Yes you can! Toll Booth is still free too... You'll be on paved road the whole time, you'll see some patch work where they've put down a stabilized base to fill in where the road was washed out... The beach crossing is past Ernies I believe...


----------



## Gilbert (May 25, 2004)

koncept1 said:


> surfside...so u dont have to go through the mile or so that is detoured onto the beach...its soft in some areas...dont know how well you would get through that pulling a boat...


I think you have it backwards. The washed out part is before you get to Ernies. Coming from Galveston, you don't get off the road till you pass the entrance for ernies.


----------



## koncept1 (Jan 27, 2009)

Hmm...you guys are probably right....lol...sorry for the incorrect info....**** budlight..


----------



## jtownsend2 (Mar 25, 2005)

Thanks guys!!


----------



## dwhite (Jul 11, 2007)

If you were coming from surfside going to ernies you DID have to get off the road and drive on the beach, it was all hard packed though, that was a couple of months ago though, usually dont launch from there but we did that day.


----------



## seabo (Jun 29, 2006)

WestEndAngler said:


> Yes you can! Toll Booth is still free too... You'll be on paved road the whole time, you'll see some patch work where they've put down a stabilized base to fill in where the road was washed out... The beach crossing is past Ernies I believe...

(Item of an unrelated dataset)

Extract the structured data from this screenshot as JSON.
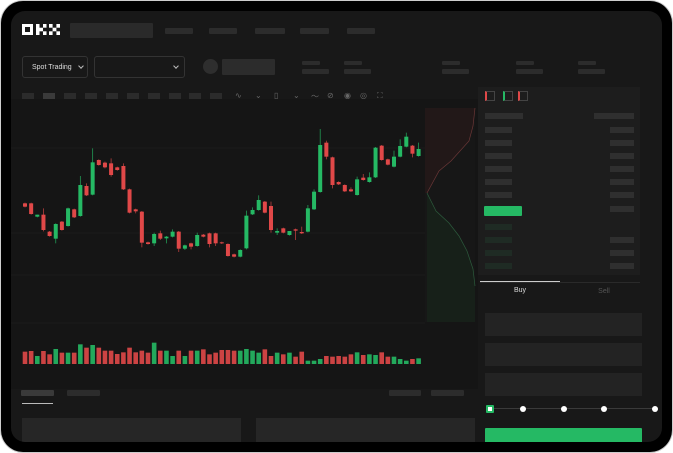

 thats correct, from just past ernies all the way to just past sams beach ,the beach is the road .


----------



## speckledred (Jun 1, 2004)

Well done little buddy & thanks for the 19" flounder. Gonna be pretty good stuffed with crab & shrimp. BTW, if you would get that new (to you) boat registered then you wouldn't have to wade in, LOL!


----------



## TylerR68 (Jul 25, 2008)

*Ernies open?*

I am going fishing there tommorrow and wanted to pick up some bait. Is Ernies open and selling bait? If Ernies it is not open and I wanted to get some bait where would the best/closest spot to Ernies be for me to get some if I was going to be putting in at Ernies? Thanks for ya'lls help.


----------



## TylerR68 (Jul 25, 2008)

Also anybody fished christmas bay and cold pass recently? What are they hitting on? I plan on using artificials all day, and suggestions?

My dad will be using live bait, probably mud minnows and shrimp. We are going to see who catches more, artificials vs. live bait.


----------



## Speckhunter77 (May 14, 2006)

I didnt know if Ernie's was selling. It also depended on what side you came in from....Surfside or Galveston. Surfside had places oopen that i seen,not sure bout Galveston side. Let me know how yall did out there with the live and artificials. The guts and bayous east of Ernies is a good place to wade.....had a buddy land a 24.5 red by one of the bayous after the cold front hit.


----------